Pantau.com Badan Pusat Statistik (BPS) mencatat, Indonesia mengalami defisit neraca perdagangan pada Januari 2018 sebesar USD676,9 juta, dengan setara Rp9,07 triliun (1USD=RP13.400).

“Sebetulnya kalau kita bandingkan yoy (year on year), ekspor kita masih naik dibandingkan Januari 2017 tapi impor kita naiknya jauh lebih tinggi. Defisit ini lebih disebabkan kalau kita lihat nonmigasnya masih surplus, tapi terkoreksi defisit oleh migas (minyak dan gas),” ujar Kepala Badan Pusat Statistik, Suhariyanto, Kamis (15/2/2018).

Ia menjelaskan, nilai ekspor Indonesia pada Januari 2018, mencapai USD14,46 miliar atau Rp193,76 triliun. Besaran tersebut, menurun 2,81 persen dibanding ekspor Desember 2017 tapi dibanding Januari 2017, meningkat 7,86 persen.

Di sisi lain, nilai impor Indonesia Januari 2018 mencapai USD15,13 miliar, atau senilai Rp202,74 triliun.
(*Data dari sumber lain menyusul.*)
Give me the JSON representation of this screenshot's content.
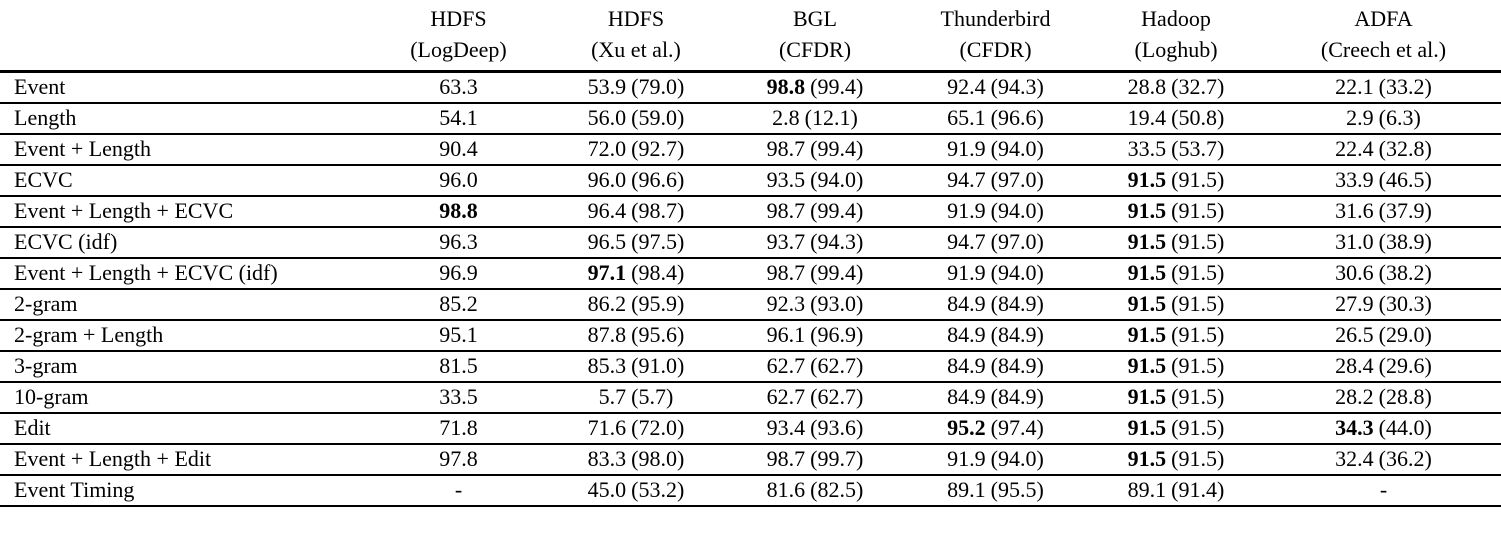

Nilai tersebut, naik 0,26 persen dibanding Desember 2017, sebaliknya jika dibandingkan Januari 2017 meningkat 26,44 persen.

Dari sisi volume perdagangan, neraca volume perdagangan lndonesia mengalami surplus 34,66 juta ton pada Januari 2018. Hal tersebut, didorong oleh surplusnya neraca sektor nonmigas 35,06 juta ton, namun neraca volume perdagangan sektor migas defisit 0,40 juta ton.
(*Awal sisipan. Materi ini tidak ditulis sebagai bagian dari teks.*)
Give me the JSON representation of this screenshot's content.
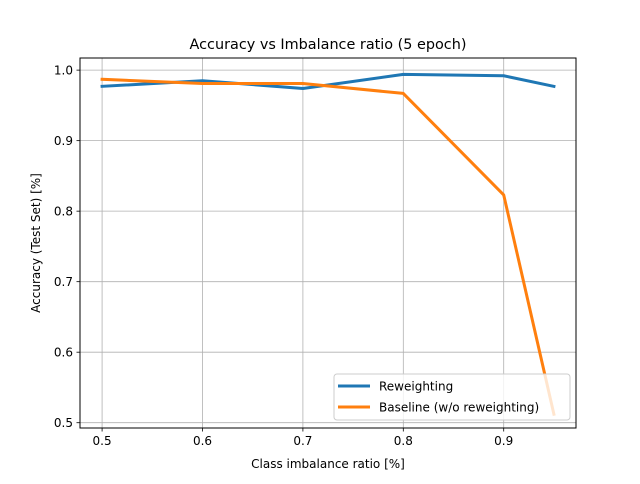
{
  "chart_data": {
    "type": "line",
    "title": "Accuracy vs Imbalance ratio (5 epoch)",
    "xlabel": "Class imbalance ratio [%]",
    "ylabel": "Accuracy (Test Set) [%]",
    "xlim": [
      0.478,
      0.972
    ],
    "ylim": [
      0.4925,
      1.0172
    ],
    "xticks": [
      0.5,
      0.6,
      0.7,
      0.8,
      0.9
    ],
    "xtick_labels": [
      "0.5",
      "0.6",
      "0.7",
      "0.8",
      "0.9"
    ],
    "yticks": [
      0.5,
      0.6,
      0.7,
      0.8,
      0.9,
      1.0
    ],
    "ytick_labels": [
      "0.5",
      "0.6",
      "0.7",
      "0.8",
      "0.9",
      "1.0"
    ],
    "grid": true,
    "legend_position": "lower-right",
    "series": [
      {
        "name": "Reweighting",
        "color": "#1f77b4",
        "x": [
          0.5,
          0.6,
          0.7,
          0.8,
          0.9,
          0.95
        ],
        "y": [
          0.977,
          0.985,
          0.974,
          0.994,
          0.992,
          0.977
        ]
      },
      {
        "name": "Baseline (w/o reweighting)",
        "color": "#ff7f0e",
        "x": [
          0.5,
          0.6,
          0.7,
          0.8,
          0.9,
          0.95
        ],
        "y": [
          0.987,
          0.981,
          0.981,
          0.967,
          0.823,
          0.512
        ]
      }
    ]
  }
}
“Untuk Januari impornya untuk barang konsumsi apa saja, year on year mobil penumpalng, alat transportasi bukan penumpang, month to month turun,” katanya.

Sementara itu mengenai ekspor nonmigas, pada Januari 2018 tercatat mencapai USD13,17 miliar, atau Rp176,48 triliun. BPS mencatat, besaran nilai itu turun 1,45 persen dibanding Desember 2017 tapi dibanding ekspor nonmigas Januari 2017 naik 8,57 persen.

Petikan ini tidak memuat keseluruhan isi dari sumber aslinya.